The Worst Cop I Ever Met


The scene is Somerville MA, 1997. Five days after my birthday I was driving in bumper to bumper traffic on Highland Street heading towards Davis Square. During this gridlock I noticed a police car coming down a hill to my left, about 1/4 mile in front of me, with his blue lights flashing, trying to get onto Highland also.

As I reached where he was trying to pull onto Highland, he pulled in behind me, blue lights still on… until he then shut them off. We crawled up Highland with him behind me now.

Suddenly the blue lights went on again. He was not trying to get by, and I questioned out loud if he even knew the lights had been on before and were on now. After crawling another quarter mile I heard a loudspeaker come on and demand that my car pull over… which I did after finding a business parking area that would take us out of the line of cars and not further impede traffic.

What happened next is the intersection of stupid and arrogant on both our parts. The officer approached and stood behind the front door (making me turn my neck over 90 degrees to see him) and looked and sounded really annoyed. He began rapid firing questions without waiting for an answer to any of them. “Do you know what it means when a police officer has the lights on behind you? Do you know what it means when the lights come in behind you? Why didn’t you pull over when I called on the loudspeaker? Why did I have to call twice to get your to pull over?”

I tried to answer each question politely “Well officer I thought you were trying to… Your lights were on before you got in back of me and I thought…” but never got beyond a few words before he kept repeating back the questions until he got the answer he craved and would establish the power structure here.

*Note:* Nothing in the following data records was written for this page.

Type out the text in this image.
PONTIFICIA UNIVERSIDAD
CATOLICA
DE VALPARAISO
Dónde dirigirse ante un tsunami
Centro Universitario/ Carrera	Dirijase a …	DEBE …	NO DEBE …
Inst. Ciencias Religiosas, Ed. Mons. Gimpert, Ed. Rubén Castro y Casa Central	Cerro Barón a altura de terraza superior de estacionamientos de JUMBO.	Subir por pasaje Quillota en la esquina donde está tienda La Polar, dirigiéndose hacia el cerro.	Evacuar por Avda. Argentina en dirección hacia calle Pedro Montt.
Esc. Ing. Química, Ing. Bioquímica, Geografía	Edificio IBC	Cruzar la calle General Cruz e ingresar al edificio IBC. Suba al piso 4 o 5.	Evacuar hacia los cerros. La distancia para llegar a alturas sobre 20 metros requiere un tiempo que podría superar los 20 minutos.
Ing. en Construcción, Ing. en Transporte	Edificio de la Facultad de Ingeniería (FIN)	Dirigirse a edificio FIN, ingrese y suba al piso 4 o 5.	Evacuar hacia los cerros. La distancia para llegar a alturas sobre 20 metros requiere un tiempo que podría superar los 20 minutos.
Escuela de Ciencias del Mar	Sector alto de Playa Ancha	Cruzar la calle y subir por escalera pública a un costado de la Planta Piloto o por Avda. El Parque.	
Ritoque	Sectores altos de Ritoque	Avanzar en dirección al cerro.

Finally, convinced I had done nothing wrong and this guy was an idiot, I just snapped “If you would stop talking for a second I will answer your first question”. This was, in retrospect, the wrong tact to take. He did not care to hear any of my explanation of why I had not immediately pulled over, or even admit his lights had been on well before he ever seen my vehicle or came in behind me. He then pulled his trump card… he had noticed the sticker on my license showed the registration to be out of date, and was about to prove that the license was also out of date by the five days since my birthday. As soon as he said it I knew it had to be true, because I had never received the mailing you used to get from the registry reminding you of these things.  So I had pissed off an agitated cop who had me on two counts.

The cop returned after running the plates and license, and triumphantly told me he had called for a tow truck, was impounding the car, and that I was in violation of two laws, and should have been much more deferential. What he had failed to tell me, and I would later learn, is that driving with an expired license in the great state of Massachusetts is a felony (and the state would try quite to get this conviction) and the cop was going to make sure no leniency would be considered.

While waiting for the tow truck to arrive, I was standing with the cop outside the car, and having calmed down (which only comes with the realization you have absolutely no control or power over a situation), I asked “What are you going to do with said vehicle?”. Why I used the phrase “said vehicle” I have no idea, but the cop immediately said “are you a lawyer?” and since I am not, I never gave him a direct answer to that question, but he clearly changed his tone in a hurry with the realization that I may be. Suddenly he offered to have the car towed to my home rather than the impound yard (which would be a savings of both time and money), and I accepted that offer. We shook hands. I told him he was doing what he had to and he said he did not have to do any of this (inferring my reactions to him were the reason he was doing it). Nice.

By 9:30 the following morning both license and registration were renewed. We later both met with the clerk of courts to try to settle this without a trial, but the cop, who was 20 minutes late for the scheduled date, did not like my attitude because I was not happy to see him when he finally showed up, so he met privately with the clerk before our group meeting. To no one’s surprise, the clerk said there was no leniency merited and I would go to trial for both a felony and misdemeanor charge.

The only happy ending is that the charges ended up being completely dropped because the Somerville court had to process the violation within a specific window of time, and the time stamp on the back of the summons showed they missed it by a day. A friend just out of Suffolk Law pointed this out and got the charges dismissed as a result, but the state told him they thought this was “a slam dunk” and wanted the felony conviction despite my having no record of any kind. Much like Elaine from a famous Seinfeld episode about her health file, whatever that cop had written in my file was in big red ink.